Firestone Publishes “An Empirical Investigation of Organic Software Product Lines”

Sat, 05/01/2021

Firestone, Assistant Professor of Practice in the Jeffrey S. Raikes School of Computer Science and Management and in the Department of Computer Science and Engineering at the University of Nebraska-Lincoln and member of the Nebraska Governance and Technology Center faculty, published an article in Empirical Software Engineering examining the use of software product line engineering in the domain of synthetic biology. 

In the article, Firestone posits that software product line engineering, a system that has become a best practice for modeling, building, and managing families of softwares systems, can be applied to the field of synthetic biology - that is - the practice of engineering living organisms by modifying their DNA. Synthetic biology has already been used to sense heavy metals for pollution mitigation, the development of synthetic biofuels, engineering cells to communicate and produce bodily tissues, as well as emerging medical applications.

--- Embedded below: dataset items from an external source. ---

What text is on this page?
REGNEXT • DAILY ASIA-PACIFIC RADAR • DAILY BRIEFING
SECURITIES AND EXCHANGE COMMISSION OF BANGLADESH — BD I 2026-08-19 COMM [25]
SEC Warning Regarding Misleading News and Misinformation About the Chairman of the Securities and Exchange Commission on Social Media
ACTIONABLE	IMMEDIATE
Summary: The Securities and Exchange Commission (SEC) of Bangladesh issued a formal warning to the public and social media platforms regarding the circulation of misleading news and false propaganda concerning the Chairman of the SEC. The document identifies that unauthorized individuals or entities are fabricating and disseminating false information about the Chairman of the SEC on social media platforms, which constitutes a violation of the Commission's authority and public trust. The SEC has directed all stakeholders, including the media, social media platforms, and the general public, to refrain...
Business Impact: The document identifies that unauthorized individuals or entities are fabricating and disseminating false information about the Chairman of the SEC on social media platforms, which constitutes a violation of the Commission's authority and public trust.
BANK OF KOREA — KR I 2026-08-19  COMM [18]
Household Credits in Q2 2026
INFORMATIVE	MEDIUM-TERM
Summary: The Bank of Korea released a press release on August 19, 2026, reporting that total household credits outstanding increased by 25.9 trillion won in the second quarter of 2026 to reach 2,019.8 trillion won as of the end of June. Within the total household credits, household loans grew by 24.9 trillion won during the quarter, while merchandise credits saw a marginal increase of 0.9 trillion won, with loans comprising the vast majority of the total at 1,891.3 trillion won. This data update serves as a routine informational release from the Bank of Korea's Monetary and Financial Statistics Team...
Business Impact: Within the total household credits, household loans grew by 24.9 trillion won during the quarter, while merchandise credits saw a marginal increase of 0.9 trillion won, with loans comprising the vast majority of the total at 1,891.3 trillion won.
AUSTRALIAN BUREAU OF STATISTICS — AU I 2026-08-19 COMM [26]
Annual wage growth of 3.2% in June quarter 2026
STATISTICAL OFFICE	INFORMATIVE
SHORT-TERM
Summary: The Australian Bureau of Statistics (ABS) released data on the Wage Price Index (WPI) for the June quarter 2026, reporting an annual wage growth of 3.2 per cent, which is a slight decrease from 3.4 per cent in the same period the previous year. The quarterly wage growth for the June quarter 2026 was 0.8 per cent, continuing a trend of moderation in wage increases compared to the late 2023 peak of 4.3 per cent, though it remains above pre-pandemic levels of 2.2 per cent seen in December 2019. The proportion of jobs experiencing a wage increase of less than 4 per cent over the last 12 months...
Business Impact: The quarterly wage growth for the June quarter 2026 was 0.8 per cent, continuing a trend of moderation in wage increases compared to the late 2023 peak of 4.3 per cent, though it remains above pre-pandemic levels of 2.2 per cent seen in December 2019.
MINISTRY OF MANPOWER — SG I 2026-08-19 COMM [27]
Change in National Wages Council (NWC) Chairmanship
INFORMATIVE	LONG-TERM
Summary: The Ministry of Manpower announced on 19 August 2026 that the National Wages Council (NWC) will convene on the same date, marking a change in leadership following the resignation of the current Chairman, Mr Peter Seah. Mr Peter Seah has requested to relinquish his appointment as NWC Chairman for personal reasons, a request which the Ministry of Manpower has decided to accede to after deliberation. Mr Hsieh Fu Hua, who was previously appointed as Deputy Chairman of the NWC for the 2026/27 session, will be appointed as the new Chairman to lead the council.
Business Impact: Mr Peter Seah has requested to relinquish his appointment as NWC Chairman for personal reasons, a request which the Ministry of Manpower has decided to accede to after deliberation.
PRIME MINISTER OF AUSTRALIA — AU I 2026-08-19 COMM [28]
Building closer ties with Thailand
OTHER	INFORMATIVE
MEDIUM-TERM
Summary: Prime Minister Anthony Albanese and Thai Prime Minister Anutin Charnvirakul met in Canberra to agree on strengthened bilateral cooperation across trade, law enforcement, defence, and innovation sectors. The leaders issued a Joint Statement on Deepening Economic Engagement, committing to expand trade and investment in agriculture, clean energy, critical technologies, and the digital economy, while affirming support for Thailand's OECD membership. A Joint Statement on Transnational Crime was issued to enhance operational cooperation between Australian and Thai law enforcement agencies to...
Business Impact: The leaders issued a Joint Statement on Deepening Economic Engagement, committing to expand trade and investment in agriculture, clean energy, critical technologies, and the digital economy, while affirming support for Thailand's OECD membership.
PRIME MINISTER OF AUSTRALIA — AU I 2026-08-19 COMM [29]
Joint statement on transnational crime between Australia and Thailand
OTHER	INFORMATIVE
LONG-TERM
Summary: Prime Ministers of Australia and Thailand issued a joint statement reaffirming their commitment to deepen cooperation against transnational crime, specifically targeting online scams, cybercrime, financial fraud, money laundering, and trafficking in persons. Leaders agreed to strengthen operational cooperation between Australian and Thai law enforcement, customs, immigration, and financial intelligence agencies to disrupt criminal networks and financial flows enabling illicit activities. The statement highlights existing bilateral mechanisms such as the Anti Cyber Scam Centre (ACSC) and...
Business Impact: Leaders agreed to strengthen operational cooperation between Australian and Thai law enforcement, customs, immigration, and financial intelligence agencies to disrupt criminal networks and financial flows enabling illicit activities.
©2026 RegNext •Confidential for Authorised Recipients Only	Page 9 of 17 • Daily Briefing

Firestone demonstrates that, as with software code, there exist common and variable DNA sequences that can be applied to achieve standardized results in synthetic biology.

Firestone’s paper is a further outgrowth of his interdisciplinary research that focuses on the intersection of computer science, synthetic biology, and regulatory frameworks, including how traditional software engineering principles could apply to synthetic biology.